I gather that “eating the sacrifice” says rather more than having a steak, and some aspects of these customs are too vile to discuss here. I will simply tell you that The Da Vinci Code alleges that the holy grail is actually Mary Magdalene, and I suspect this is of a piece with some ancient custom.
It seems Israel had not been long in the land until they began to absorb the culture and religion of the people they were supposed to drive out:
And the children of Israel dwelt among the Canaanites, Hittites, and Amorites, and Perizzites, and Hivites, and Jebusites: And they took their daughters to be their wives, and gave their daughters to their sons, and served their gods. And the children of Israel did evil in the sight of the LORD, and forgat the LORD their God, and served Baalim and the Asherah (Judges 3:5-7).

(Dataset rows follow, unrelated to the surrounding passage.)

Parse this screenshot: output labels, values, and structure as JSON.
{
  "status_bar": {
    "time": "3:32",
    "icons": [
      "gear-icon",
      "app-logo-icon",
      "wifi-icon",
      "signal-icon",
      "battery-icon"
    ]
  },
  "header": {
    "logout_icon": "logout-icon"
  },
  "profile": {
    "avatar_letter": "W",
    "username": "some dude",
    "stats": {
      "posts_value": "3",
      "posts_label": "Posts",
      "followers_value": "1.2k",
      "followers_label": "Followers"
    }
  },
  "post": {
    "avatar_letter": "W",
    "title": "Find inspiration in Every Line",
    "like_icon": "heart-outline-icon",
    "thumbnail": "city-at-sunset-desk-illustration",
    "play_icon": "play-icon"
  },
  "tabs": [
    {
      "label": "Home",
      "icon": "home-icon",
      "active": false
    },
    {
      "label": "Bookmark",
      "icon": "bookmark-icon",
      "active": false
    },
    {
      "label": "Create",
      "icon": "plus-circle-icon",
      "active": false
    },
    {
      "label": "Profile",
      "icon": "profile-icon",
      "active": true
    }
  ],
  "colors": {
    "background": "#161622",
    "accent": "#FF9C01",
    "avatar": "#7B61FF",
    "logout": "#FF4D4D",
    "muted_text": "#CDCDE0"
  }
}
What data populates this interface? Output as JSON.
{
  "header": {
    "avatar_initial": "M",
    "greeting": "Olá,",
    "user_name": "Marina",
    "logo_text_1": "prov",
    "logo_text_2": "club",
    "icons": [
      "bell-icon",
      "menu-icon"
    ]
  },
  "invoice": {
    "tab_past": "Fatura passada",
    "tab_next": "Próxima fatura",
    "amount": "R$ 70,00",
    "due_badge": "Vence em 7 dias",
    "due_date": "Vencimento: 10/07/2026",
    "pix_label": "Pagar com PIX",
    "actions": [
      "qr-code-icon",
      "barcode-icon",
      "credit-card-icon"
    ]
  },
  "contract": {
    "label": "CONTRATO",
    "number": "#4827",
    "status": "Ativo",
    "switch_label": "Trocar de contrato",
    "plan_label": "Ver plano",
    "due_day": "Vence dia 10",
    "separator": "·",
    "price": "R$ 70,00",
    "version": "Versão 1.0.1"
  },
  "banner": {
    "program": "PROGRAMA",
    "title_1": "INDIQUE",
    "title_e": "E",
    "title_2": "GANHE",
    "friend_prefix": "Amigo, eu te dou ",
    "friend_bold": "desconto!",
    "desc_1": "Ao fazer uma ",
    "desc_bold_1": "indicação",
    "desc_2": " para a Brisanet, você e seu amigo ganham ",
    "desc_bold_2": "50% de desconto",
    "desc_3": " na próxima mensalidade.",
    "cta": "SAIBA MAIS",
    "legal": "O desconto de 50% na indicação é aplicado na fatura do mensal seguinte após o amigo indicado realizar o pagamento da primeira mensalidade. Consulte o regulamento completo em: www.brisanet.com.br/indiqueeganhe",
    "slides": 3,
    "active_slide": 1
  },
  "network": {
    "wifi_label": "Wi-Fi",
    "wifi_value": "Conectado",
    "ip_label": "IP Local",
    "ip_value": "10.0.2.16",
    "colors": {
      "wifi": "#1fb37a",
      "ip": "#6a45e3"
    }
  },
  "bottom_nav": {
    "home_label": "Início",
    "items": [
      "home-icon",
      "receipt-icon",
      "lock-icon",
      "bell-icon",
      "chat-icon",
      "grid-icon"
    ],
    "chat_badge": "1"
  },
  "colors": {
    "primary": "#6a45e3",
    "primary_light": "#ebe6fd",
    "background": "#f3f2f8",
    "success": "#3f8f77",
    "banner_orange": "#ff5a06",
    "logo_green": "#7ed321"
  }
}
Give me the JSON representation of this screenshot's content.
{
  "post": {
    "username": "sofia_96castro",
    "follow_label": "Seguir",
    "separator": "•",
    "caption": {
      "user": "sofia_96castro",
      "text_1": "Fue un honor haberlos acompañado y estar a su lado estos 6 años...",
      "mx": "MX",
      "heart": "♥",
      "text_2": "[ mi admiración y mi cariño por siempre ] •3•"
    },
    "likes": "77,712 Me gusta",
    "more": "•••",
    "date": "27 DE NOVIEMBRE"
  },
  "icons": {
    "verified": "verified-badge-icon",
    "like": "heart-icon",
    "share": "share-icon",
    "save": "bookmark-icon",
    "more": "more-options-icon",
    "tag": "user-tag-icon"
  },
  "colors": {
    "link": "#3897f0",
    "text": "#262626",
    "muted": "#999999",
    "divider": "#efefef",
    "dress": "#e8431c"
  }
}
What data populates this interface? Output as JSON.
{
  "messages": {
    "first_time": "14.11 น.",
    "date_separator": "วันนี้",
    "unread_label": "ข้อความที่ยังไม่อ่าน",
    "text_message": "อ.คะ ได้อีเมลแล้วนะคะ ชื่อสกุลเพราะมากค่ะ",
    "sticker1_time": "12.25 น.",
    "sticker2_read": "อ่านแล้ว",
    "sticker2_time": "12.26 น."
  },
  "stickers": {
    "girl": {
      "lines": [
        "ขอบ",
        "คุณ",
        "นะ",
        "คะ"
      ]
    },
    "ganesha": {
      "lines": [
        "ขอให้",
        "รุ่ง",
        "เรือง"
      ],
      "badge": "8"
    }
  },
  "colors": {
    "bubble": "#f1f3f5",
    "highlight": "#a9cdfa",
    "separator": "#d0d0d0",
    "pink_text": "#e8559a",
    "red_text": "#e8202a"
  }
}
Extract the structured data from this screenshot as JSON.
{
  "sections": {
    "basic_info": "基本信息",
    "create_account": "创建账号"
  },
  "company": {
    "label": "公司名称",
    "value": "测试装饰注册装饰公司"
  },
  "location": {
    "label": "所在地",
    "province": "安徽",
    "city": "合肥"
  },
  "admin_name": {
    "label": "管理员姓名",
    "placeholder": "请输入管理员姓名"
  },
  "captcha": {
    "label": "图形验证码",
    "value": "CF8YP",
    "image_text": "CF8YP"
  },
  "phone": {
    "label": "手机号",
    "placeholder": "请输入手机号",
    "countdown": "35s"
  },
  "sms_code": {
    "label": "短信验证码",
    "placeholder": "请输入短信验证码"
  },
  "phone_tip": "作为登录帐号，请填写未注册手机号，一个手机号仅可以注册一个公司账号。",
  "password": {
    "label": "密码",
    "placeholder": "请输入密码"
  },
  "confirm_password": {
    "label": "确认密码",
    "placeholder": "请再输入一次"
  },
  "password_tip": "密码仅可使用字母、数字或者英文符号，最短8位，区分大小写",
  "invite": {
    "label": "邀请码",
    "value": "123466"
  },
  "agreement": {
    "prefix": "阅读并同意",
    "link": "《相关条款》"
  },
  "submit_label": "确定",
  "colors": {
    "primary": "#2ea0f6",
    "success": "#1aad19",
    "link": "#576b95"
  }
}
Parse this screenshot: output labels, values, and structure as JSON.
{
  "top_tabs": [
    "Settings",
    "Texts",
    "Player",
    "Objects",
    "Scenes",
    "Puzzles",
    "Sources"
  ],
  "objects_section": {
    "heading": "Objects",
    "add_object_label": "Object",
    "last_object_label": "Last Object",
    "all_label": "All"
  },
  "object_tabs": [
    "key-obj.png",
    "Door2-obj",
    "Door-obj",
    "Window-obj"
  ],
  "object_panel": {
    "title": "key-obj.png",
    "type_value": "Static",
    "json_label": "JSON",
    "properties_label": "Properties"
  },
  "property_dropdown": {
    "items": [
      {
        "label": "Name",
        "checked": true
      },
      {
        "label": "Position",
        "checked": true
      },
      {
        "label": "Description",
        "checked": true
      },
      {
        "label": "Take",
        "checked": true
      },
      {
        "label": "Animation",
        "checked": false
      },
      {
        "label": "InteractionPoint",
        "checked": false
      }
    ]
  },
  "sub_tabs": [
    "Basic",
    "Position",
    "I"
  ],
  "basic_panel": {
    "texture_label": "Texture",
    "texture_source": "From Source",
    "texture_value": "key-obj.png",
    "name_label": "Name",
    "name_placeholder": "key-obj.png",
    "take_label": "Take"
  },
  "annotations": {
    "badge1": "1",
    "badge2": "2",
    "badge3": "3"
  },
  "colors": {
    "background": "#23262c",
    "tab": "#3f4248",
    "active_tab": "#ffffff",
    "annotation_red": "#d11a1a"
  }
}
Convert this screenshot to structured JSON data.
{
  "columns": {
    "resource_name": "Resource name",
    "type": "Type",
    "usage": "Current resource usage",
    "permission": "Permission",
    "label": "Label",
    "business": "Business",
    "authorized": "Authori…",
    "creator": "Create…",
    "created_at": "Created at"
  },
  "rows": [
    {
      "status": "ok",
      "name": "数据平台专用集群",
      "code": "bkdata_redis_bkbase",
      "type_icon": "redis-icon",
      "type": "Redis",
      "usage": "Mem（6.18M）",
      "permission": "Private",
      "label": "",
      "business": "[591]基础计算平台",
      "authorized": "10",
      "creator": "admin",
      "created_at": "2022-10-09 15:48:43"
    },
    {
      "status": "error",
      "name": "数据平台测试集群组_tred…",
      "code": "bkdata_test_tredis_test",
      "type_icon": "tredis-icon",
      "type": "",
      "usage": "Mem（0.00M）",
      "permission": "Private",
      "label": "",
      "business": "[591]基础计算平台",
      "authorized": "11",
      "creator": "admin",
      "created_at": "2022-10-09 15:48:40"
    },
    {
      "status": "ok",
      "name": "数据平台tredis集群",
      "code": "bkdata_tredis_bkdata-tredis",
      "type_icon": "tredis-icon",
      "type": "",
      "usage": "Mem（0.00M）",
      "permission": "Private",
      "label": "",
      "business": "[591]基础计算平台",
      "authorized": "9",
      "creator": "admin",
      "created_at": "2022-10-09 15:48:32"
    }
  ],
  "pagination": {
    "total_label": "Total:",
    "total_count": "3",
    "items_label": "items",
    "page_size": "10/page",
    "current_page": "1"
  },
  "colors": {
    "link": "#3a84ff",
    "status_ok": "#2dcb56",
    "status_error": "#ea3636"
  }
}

Judah did evil in the eyes of the LORD. By the sins they committed they stirred up his jealous anger more than their fathers had done. They also set up for themselves high places, sacred stones and Asherah poles on every high hill and under every spreading tree. There were even male shrine prostitutes in the land; the people engaged in all the detestable practices of the nations the LORD had driven out before the Israelites (1 Kings 14:22-24 NIV).
Ahab son of Omri did more evil in the eyes of the LORD than any of those before him. He not only considered it trivial to commit the sins of Jeroboam son of Nebat, but he also married Jezebel daughter of Ethbaal king of the Sidonians, and began to serve Baal and worship him. He set up an altar for Baal in the temple of Baal that he built in Samaria. Ahab also made an Asherah pole and did more to provoke the LORD, the God of Israel, to anger than did all the kings of Israel before him (1 Kings 16:30-33 NIV).
Asherah or Ashtoreth, was the female consort of every male deity in the world, and a temple to Baal would have included the sacred feminine, i.e., the temple prostitute. King Josiah put a stop to these practices, which also included child sacrifice. In their orgies in Carthage, children were sometimes burned alive to Baal:
[Josiah] did away with the pagan priests appointed by the kings of Judah to burn incense on the high places of the towns of Judah and on those around Jerusalem—those who burned incense to Baal, to the sun and moon, to the constellations and to all the starry hosts. He took the Asherah pole from the temple of the LORD to the Kidron Valley outside Jerusalem and burned it there. He ground it to powder and scattered the dust over the graves of the common people. He also tore down the quarters of the male shrine prostitutes, which were in the temple of the LORD and where women did weaving for Asherah (2 Kings 23:5-7 NIV).
Asherah crops up again and again in the Bible, and she is the “Sacred Feminine” in its original form. It amounts to nothing more than an ancient sex goddess who arranged the selling of little boys and girls as sex slaves. It preys on the weakest and most helpless among us. It is a powerful force for the destruction of marriage and family, and eventually of society. The novel, The Da Vinci Code resurrected the old goddess worship, and the movie bid fair to push it even further. But it really boils down to an excuse to justify satisfying one of the oldest cravings of man. Sex without responsibility.
As a footnote to all this, it was not the priests who put an end to Asherah worship among the Hebrews. It was the Babylonian captivity. When the Persians finally allowed the Israelites to return, Asherah worship ceased. Archaeological digs all over Palestine find, in the pre-exile sites, numerous little figurines of the fertility goddess. In the post-exile layers of a dig, they find none. It is one lonely example of a people learning a lesson from history.